A majority of data science applications also emphasize speed of computation along with accuracy. There is anecdotal evidence of the fact that non linear decision tree methods have performed well in a variety of data science applications. The challenge of using it in the domain of HFT will be, among others, implementing it efficiently. On most events, there are some “knee-jerk” reactions where the response function is largely simple and computing the short term effect of the event is easy. Then there are more complex responses. To model them we need more sophisticated perhaps non-linear models that take more time. Using a sophisticated model for an elementary prediction would leave it vulnerable to be too slow at the task. This problem is very prevalent in the domain of finance. In finance, one encounters relationships that hold in even very small durations, like in ten seconds after an event has occurred. Then there are relationships that seem to not hold consistently over small durations but show up more often when one looks at longer periods like months and years.Input:
You can download a collection of data files each of which is a data set of indicator values which have been snapped at regular intervals. The structure of the data file is further explained in README.txt in the instruction files. We have written a wrapper file, process_data.cpp, that reads the data and calls the function OnInputChange on the TertiaryRandomForest class. The two arguments of the function are the index of the input variable that has changed, and the new value. For instance if indicator 5 has changed and the new value of the indicator is -1, process_data.cpp will call OnInputChange ( 5, -1 ) on the TertiaryRandomForest.

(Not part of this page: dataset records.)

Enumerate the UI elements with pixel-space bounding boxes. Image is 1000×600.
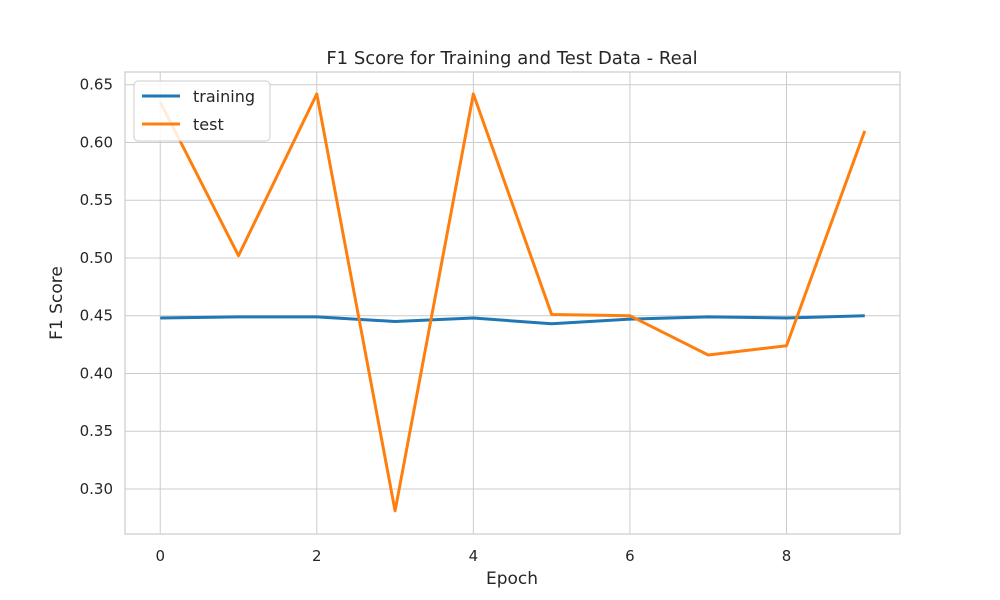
data-point-training [550,322,553,325]
y-tick-label: 0.30 [80,480,113,498]
data-point-test [237,254,240,257]
x-axis-label: Epoch [486,569,538,589]
y-axis-label: F1 Score [47,266,67,340]
data-point-training [315,315,318,318]
x-tick-labels: 0 2 4 6 8 [155,547,791,565]
data-point-training [785,317,788,320]
x-tick-label: 8 [782,547,792,565]
series-line-training [160,314,865,326]
x-tick-label: 6 [625,547,635,565]
data-point-test [863,129,866,132]
y-tick-label: 0.65 [80,76,113,94]
plot-frame [124,71,901,535]
data-point-training [394,320,397,323]
data-point-test [785,344,788,347]
legend: training test [133,80,271,142]
data-point-training [237,315,240,318]
data-point-test [628,314,631,317]
data-point-training [863,314,866,317]
series-line-test [158,92,867,513]
data-point-test [315,92,318,95]
data-point-training [707,315,710,318]
x-tick-label: 0 [155,547,165,565]
data-point-test [472,92,475,95]
y-tick-label: 0.60 [80,133,113,151]
y-tick-label: 0.50 [80,249,113,267]
y-tick-label: 0.35 [80,422,113,440]
y-tick-label: 0.45 [80,307,113,325]
legend-label-training: training [193,87,255,106]
data-point-training [628,318,631,321]
data-point-training [159,317,162,320]
y-tick-label: 0.55 [80,191,113,209]
data-point-test [707,353,710,356]
series-lines [158,92,867,513]
y-tick-label: 0.40 [80,364,113,382]
data-point-training [472,317,475,320]
chart-title: F1 Score for Training and Test Data - Re… [326,48,697,69]
x-tick-label: 4 [469,547,479,565]
data-point-test [394,509,397,512]
legend-label-test: test [193,115,224,134]
x-tick-label: 2 [312,547,322,565]
y-tick-labels: 0.30 0.35 0.40 0.45 0.50 0.55 0.60 0.65 [80,76,113,498]
data-point-test [550,313,553,316]
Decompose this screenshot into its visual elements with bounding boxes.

To measure correctness, at every ‘samplingrate’ number of function calls, the predicted value is printed. We will try to compare our benchmark solution to yours, and as long as every prediction differs by not more than 1%, we will consider the values to be correct. We allow a margin of error to account for any floating point errors in computation as well as allow any optimizations that might be possible with approximate computations. In this domain a very small difference in predicted price should not affect the outcome. If that margin of error allows one to reduce latency the benefit is often more than the cost.
Q: What do each of the files mean in the instruction files ?
A: Please look at the README.txt in the instruction files.